Well, hard to assume otherwise given the OP
The issue is that any faithful translation obtained by applying some sort of Inverse View Transform stops as soon as shading more complex than a Emissive or Lambertian BRDF and lighting more complex than a white skylight are involved.
Ultimately, what I would like to know is what your renders should be faithful to? To an sRGB image rendered without a S-Curve?
If that is the case, why are you using the RRT or even ACES? It is like trying to force a cube into a cylinder and you will always be fighting the system because you are using it in a way it is not designed for.
Let me quote TB-2014-004 for reference:
The Academy Color Encoding Specification (ACES) defines a digital color image encoding appropriate for both photographed and computer-generated images. […] In the flow of image data from scene capture to theatrical presentation, ACES data encode imagery in a form suitable for creative manipulation. […]
Based on the definition of the ACES virtual RGB primaries, and on the color matching functions of the CIE 1931 Standard Colorimetric Observer, ACES derives an ideal recording device against which actual recording devices’ behavior can be compared: the Reference Input Capture Device (RICD). As an ideal device, the RICD would be capable of distinguishing and recording all visible colors, and of capturing a luminance range exceeding that of any contemporary or anticipated physical camera. The RICD’s purpose is to provide a documented, unambiguous, fixed relationship between scene colors and encoded RGB values. When a real camera records a physical scene, or a virtual camera (i.e. a CGI rendering program) creates an image of a virtual scene, an Input Device Transform (IDT) converts the resulting image data into the ACES RGB relative exposure values the RICD would have recorded of that same subject matter.

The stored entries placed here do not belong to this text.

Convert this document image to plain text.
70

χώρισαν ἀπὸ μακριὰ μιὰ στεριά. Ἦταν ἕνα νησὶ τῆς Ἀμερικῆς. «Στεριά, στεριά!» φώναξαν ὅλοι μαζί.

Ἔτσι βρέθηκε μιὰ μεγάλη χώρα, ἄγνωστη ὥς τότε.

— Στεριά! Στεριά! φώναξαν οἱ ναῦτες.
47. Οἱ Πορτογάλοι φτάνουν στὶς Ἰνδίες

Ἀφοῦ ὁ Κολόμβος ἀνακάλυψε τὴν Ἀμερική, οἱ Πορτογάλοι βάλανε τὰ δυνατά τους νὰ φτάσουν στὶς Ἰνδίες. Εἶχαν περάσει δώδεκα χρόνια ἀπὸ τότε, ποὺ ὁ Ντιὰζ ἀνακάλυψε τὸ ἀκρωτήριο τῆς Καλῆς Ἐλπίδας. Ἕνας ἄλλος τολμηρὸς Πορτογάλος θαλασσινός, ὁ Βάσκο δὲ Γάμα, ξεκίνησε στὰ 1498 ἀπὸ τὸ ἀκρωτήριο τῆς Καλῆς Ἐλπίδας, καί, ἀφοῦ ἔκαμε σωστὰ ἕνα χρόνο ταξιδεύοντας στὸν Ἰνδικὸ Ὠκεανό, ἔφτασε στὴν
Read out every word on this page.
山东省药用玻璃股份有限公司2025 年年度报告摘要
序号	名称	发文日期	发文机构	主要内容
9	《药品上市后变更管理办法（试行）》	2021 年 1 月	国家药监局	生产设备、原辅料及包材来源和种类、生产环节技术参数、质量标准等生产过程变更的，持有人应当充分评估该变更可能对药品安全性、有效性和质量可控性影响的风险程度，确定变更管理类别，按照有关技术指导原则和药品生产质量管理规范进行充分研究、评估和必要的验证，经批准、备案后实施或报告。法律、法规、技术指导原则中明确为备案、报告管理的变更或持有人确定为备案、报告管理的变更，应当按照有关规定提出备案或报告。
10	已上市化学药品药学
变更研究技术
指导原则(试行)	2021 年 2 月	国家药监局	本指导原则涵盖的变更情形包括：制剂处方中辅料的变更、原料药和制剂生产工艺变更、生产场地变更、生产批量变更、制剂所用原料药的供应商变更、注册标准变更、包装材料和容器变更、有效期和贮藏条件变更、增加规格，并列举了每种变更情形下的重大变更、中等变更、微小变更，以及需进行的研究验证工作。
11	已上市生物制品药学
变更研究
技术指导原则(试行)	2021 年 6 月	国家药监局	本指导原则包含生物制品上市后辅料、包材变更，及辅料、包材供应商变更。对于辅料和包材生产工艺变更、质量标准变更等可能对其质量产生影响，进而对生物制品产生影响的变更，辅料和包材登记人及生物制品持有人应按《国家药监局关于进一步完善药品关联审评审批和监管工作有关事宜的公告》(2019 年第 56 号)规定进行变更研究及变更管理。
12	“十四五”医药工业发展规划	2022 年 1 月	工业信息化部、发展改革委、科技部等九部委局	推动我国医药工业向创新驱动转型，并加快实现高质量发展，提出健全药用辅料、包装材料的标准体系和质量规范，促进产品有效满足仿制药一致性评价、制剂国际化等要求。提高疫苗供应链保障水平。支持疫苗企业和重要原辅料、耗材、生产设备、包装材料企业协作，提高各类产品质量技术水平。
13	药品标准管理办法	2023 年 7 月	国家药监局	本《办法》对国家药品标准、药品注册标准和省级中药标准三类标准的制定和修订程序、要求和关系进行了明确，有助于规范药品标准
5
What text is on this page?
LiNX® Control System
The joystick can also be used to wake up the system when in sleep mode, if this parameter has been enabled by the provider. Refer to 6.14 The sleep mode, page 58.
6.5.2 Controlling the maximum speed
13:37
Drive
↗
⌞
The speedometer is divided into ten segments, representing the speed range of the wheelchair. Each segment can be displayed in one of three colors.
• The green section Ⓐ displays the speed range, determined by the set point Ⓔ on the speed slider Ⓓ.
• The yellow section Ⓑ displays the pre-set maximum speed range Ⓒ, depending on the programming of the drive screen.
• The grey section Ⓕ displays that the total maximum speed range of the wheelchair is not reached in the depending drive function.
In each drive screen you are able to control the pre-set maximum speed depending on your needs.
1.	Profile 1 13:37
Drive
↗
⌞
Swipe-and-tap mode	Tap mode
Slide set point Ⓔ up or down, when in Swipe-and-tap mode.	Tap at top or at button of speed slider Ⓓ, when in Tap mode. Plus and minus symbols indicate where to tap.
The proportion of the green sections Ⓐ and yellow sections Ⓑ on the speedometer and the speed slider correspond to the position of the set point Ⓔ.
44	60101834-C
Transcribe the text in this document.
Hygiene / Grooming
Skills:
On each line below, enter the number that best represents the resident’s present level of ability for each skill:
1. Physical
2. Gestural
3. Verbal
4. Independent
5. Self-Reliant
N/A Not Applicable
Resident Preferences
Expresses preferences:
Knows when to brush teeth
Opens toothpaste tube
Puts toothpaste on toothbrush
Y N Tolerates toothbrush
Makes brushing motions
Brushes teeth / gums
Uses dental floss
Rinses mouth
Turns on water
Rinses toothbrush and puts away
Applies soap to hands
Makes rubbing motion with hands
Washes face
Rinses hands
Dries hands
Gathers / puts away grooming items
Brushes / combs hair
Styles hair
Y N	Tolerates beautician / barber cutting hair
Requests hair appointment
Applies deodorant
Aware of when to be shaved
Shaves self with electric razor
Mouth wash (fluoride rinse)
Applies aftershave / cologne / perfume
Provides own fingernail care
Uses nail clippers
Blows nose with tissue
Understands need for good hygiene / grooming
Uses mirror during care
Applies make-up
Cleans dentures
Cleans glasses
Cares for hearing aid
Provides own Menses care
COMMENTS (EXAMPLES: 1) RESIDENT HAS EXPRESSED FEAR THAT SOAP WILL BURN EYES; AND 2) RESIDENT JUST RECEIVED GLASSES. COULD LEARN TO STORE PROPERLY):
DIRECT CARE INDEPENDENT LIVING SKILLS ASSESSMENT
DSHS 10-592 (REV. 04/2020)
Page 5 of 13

From this introduction, we have gleaned that the system is designed to manipulate physical quantities, whether they are generated from the real world or via CG rendering. Quoting again:
ACES images are not directly viewable for final image evaluation, much as film negative or files containing images encoded as printing density are not directly viewable as final images. As an intermediate image representation, ACES images can be examined directly for identification of image orientation, cropping region or sequencing; or examination of the amount of shadow or highlight detail captured; or comparison with other directly viewed ACES images. Such direct viewing cannot be used for final color evaluation. Instead, a Reference Rendering Transform (RRT) and a selected Output Device Transform (ODT) are used to produce a viewable image when that image is presented on the selected output device.
Then we learn that a View Transform, i.e. the RRT is required to view ACES imagery. Quoting again:
Practical conversion of photographic or synthetic exposures to ACES RGB relative exposure values requires procedures for characterizing the color response of a real or virtual image capture system.
i.e processing as-per-the-book! Which the Emily dataset you linked should be close to. Quoting again:
Encoding in ACES does not obsolete creative judgment; rather, it facilitates it.
In your case and from what you have been describing the past weeks, I don’t think it really does, you are really twisting the arm of the system.
That being said, the various workflows you are talking about are contextually fine. My worry, and because you mentioned you are teaching to students in other threads, is that they become standard practice. It would be counter-productive for your students.
The paragraphs quoted above are the most important aspects to understand what the system was designed to accomplish. This is what everybody should have in mind when using ACES, subsequently, if required to deviate for practical reason, then feel free to do it but always keep in mind the purpose of the system.
To reinstate it, the question to ask yourself is whether ACES is the good tool for your cartoon renders.